Research in social inheritance has moved in two fundamentally different directions; towards an orientation of the individual child and a structural orientation with focus on societal and institutional risk factors concerning exclusion. The ASP-project combines the two orientations in order to establish interventions that aim at empowering the individual child through competence development and inclusion in the everyday life of the pedagogical institutions. Put differently, the approach of the project is to consider both individual issues and positional issues such as negative social inheritance that create inequalities. 
    The ASP-project looks into two areas in social pedagogical work; day-care centres and residential homes for youths. In this paper focus is on the research in day-care, and the overall purpose is to identify target groups for the intervention in the Danish day-care centres. As part of defining an accurate pedagogical intervention, this paper also seeks to identify relevant indicators of being socially endangered in order to better define socially disadvantaged conditions that pose a risk to the child's upbringing and childhood.

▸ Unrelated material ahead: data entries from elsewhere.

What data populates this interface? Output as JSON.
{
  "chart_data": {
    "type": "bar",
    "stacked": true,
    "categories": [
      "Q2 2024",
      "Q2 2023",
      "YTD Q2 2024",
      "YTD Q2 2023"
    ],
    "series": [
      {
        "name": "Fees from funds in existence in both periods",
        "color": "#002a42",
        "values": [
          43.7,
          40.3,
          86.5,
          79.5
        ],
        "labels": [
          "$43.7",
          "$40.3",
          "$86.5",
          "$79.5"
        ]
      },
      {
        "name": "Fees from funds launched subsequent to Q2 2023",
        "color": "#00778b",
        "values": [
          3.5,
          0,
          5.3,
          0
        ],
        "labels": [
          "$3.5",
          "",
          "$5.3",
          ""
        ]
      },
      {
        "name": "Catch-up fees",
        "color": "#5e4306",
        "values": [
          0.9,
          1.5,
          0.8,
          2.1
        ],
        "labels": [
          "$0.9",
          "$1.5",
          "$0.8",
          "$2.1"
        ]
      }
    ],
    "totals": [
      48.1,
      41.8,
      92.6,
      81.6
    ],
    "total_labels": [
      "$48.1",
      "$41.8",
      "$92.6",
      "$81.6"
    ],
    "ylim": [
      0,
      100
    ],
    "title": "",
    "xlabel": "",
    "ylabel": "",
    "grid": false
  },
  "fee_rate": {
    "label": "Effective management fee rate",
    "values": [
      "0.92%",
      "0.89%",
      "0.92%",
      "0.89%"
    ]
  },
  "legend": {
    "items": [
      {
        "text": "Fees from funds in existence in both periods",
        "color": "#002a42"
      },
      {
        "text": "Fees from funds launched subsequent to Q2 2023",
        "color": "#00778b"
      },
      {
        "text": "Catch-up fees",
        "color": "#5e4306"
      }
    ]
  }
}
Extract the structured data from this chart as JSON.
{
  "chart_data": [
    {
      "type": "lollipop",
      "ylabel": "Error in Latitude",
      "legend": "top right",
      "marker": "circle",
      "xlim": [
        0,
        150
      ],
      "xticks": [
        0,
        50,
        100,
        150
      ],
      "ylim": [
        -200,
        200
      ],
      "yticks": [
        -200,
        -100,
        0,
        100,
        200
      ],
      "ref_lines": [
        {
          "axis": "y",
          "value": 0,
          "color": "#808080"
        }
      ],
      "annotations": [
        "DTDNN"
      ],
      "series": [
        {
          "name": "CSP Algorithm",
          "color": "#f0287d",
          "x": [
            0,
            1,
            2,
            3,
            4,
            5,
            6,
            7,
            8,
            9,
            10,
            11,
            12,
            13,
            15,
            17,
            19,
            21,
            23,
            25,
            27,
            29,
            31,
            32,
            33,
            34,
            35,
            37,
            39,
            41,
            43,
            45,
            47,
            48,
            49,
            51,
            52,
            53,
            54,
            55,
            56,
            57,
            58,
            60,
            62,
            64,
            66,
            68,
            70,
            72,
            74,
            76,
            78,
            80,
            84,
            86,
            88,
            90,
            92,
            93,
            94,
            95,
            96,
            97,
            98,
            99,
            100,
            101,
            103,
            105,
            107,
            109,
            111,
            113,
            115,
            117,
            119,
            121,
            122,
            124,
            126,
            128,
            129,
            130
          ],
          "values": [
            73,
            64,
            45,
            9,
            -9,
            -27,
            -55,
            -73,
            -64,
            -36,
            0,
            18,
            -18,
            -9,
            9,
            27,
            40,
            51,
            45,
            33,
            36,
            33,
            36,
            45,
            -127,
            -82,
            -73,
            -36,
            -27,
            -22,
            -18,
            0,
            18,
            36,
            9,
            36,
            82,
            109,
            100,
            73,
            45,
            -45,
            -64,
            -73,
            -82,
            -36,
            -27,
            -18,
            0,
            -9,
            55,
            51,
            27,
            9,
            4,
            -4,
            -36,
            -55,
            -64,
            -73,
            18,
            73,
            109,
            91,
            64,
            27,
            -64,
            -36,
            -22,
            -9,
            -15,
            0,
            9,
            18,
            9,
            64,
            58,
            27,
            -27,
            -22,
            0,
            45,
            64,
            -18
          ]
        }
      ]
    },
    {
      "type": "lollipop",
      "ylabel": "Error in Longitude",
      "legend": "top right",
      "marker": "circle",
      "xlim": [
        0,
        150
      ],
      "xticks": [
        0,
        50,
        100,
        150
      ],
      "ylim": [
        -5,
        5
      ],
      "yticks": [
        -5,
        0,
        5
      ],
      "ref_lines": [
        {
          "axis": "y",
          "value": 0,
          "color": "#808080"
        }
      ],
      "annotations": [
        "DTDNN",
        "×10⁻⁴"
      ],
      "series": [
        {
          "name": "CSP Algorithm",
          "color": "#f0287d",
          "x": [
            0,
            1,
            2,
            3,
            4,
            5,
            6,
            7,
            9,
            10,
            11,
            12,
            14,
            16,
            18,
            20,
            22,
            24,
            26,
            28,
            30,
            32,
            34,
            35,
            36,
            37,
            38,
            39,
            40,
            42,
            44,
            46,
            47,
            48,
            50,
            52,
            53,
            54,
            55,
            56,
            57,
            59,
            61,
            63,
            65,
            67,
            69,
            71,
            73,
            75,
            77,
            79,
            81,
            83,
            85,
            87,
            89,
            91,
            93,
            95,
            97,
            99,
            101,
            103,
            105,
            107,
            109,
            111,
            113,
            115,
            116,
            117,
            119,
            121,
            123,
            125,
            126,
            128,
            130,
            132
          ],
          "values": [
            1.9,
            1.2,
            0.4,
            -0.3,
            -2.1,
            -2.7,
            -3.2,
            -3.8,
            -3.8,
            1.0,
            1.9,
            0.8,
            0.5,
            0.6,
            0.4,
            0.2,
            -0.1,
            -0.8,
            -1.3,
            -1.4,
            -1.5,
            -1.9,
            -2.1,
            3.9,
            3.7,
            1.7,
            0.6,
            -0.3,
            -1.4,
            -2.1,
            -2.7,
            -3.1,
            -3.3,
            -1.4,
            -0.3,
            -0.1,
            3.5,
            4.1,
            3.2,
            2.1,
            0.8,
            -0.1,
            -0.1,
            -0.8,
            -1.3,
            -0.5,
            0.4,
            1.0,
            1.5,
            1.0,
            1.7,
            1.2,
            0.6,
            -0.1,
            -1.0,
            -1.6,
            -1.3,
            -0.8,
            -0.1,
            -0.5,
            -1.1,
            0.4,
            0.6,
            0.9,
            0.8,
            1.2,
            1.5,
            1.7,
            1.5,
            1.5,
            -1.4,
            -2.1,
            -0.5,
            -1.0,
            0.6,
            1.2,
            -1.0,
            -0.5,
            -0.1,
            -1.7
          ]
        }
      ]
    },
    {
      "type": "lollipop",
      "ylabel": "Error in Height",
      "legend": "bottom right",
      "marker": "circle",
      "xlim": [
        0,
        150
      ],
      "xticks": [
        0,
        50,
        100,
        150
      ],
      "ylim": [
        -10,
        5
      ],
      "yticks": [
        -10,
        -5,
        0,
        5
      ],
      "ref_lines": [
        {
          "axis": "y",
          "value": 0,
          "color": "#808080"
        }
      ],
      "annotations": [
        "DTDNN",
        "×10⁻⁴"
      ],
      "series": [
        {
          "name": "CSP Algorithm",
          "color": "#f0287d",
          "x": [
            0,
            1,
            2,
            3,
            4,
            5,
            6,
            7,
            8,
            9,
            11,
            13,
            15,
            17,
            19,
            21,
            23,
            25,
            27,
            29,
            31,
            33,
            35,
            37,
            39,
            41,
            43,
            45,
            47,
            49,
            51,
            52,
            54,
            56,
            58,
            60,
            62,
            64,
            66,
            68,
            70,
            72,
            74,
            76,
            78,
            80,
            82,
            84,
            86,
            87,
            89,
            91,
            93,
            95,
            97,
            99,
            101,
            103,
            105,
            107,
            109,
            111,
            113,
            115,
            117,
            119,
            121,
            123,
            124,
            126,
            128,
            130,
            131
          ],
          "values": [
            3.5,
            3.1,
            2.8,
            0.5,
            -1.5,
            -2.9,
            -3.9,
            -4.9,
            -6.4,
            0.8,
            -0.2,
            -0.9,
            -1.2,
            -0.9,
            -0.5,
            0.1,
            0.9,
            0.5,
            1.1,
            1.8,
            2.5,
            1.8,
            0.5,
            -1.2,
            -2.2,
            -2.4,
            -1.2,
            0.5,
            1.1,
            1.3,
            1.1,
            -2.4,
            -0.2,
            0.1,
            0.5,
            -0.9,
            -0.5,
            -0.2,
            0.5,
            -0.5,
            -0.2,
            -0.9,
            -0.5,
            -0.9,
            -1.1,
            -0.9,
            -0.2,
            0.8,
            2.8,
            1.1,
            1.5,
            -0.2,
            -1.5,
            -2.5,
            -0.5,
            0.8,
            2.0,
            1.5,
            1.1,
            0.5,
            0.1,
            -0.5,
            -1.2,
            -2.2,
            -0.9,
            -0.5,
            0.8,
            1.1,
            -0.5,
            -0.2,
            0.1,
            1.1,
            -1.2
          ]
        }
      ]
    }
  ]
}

    The paper explores the following two questions in detail:
1) Based on a concept of social inheritance, are socially endangered children defined as children who are subject to unequal opportunities causing impaired life chances compared to their more privileged peers?
2) Knowledge of impaired life chances - are differences in opportunities in the educational system already set in the early life in day-care? The empirical knowledge is supplemented by knowledge of social mobility identified in the international empirical research.

The research has identified five indicators of aspects in a child's social background that are known to signify increased risk of being socially endangered. These are poverty, unemployment among parents, short or no education or parents on welfare payment and/or difficult divorces. This more precise identification of background factors, which has been retrieved through regression analyses with a 'child neglect-case' as the dependent variable, was employed in the allocation of institutions (with different child compositions) into the programme. Allocation into the programme was randomized (a RCT-design) at the level of institution.